10. If the SELLER shall be unable to give title or to make conveyance, or to deliver possession of the premises, all as herein stipulated, or if at the time of the delivery of the deed the premises do not conform with the provisions hereof, then the SELLER shall use best efforts to remove any defects in title, to deliver possession as provided herein, and to make the said premises conform to the provisions hereof, as the case may be, in which event the SELLER shall give written notice thereof to the BUYER at or before the time for performance hereunder, and thereupon the time for performance shall be extended for a period of 30 days.
11.If at the expiration of the extended time the SELLER shall have failed so to remove any defects in title, deliver possession, or make the premises conform, as the case may be, all as herein agreed, or if at any time during the period of this agreement or any extension thereof, the holder of the mortgage on said premises shall refuse to permit the insurance proceeds, if any, to be used for such purposes, then, at the BUYER’S option, any payments made under this agreement shall be forthwith refunded and all other obligations of all parties hereto shall cease and this agreement shall be void without recourse to the parties hereto.

. See section I, number 22, supra.

. In upholding the district court’s determination of the priority of the Third Mortgage, we further uphold the district court’s use of simple (as opposed to compound) interest. In Massachusetts, in the absence of an express agreement, parties may not compound interest. See Coupounas v. Madden, 401 Mass. 125, 514 N.E.2d 1316, 1321-22 (1987) (citing cases). El-dridge has failed to establish that the district court committed clear error in finding that no express agreement to use compound interest existed.

. Because the court’s finding of actual knowledge is unchallenged, we do not address Sling-er’s argument that the district court erred as a matter of law in imputing the knowledge of Eldridge’s (and Slinger’s) attorney, Canney, to Eldridge.

. Eldridge apparently argues that, even if he had actual knowledge of the agreement, the buyers’ failure to record the agreement prevents them from claiming priority over the Fourth Mortgage.

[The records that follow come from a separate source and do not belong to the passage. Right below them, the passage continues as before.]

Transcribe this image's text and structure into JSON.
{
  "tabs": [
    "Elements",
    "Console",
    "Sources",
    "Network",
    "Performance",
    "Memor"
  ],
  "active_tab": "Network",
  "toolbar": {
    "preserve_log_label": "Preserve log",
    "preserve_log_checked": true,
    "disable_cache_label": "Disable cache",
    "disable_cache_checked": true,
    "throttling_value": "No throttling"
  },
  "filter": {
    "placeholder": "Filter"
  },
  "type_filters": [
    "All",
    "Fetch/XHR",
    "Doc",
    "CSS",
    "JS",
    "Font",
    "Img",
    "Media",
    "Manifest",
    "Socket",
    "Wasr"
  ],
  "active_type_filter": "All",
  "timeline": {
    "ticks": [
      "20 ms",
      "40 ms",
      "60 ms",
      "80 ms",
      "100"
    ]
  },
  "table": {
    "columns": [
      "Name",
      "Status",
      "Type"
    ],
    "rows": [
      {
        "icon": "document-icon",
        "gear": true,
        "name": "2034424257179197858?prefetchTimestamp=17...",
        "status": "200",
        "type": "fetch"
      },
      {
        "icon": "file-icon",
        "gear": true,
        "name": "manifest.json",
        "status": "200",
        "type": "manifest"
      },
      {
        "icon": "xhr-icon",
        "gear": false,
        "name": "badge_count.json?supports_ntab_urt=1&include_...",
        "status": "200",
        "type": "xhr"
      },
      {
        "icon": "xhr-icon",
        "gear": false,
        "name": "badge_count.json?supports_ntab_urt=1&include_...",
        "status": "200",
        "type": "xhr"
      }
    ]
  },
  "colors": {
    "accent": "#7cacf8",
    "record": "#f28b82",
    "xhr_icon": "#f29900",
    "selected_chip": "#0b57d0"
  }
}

We reject this and other related arguments, as they ignore controlling Massachusetts case law. See International Paper Co., 183 N.E. at 60 (no mention of duty to record); Altman, 209 N.E.2d at 192 (same).

. . The contract reads as follows:

Agreement made this 12th day August 1987 by and between Raymond A. Slinger, Trustee of the Farragut Realty Trust And Thomas Connolly:
Raymond A. Slinger, Trustee of the Farragut Realty Trust in consideration of Thomas Connolly’s purchase at auction of the premises on 20 Dix Street, Dorchester, MA hereby agrees to refund to Thomas Connolly any monies received by Raymond A. Slinger, Trustee in excess of mortgages due on the above property.
The term 'money received’ shall mean any funds that Raymond A. Slinger, Trustee shall receive in hand after payment of mortgages, auction expenses, taxes, and any other bills which are associated with the foreclosure and are either in the hands of the Land Court or the- attorney’s representing Yankee Bank.

.As Connolly makes no specific argument that the court committed clear error in calculating (1) the expenses of the claim and (2) the amounts due on the four mortgages, we do not disturb these findings.

. For example, Slinger argues that paragraph 26 of the agreement precludes the buyers from holding Slinger personally liable for any obligation stemming from the agreement. That paragraph reads:

If the SELLER or BUYER executes this agreement in a representative capacity, only the principal or the estate represented shall be bound, and neither the SELLER or BUYER so executing nor any shareholder or beneficiary of any trust shall be personally liable for any obligation, express or implied hereunder.

This provision does not aid Slinger, however, as he did not "execute[ ] this agreement in a [valid] representative capacity.... ” Slinger’s alternative argument — that Mass.Gen.L. ch. 203 § 14A protects him from personal liability— fails for the same reason.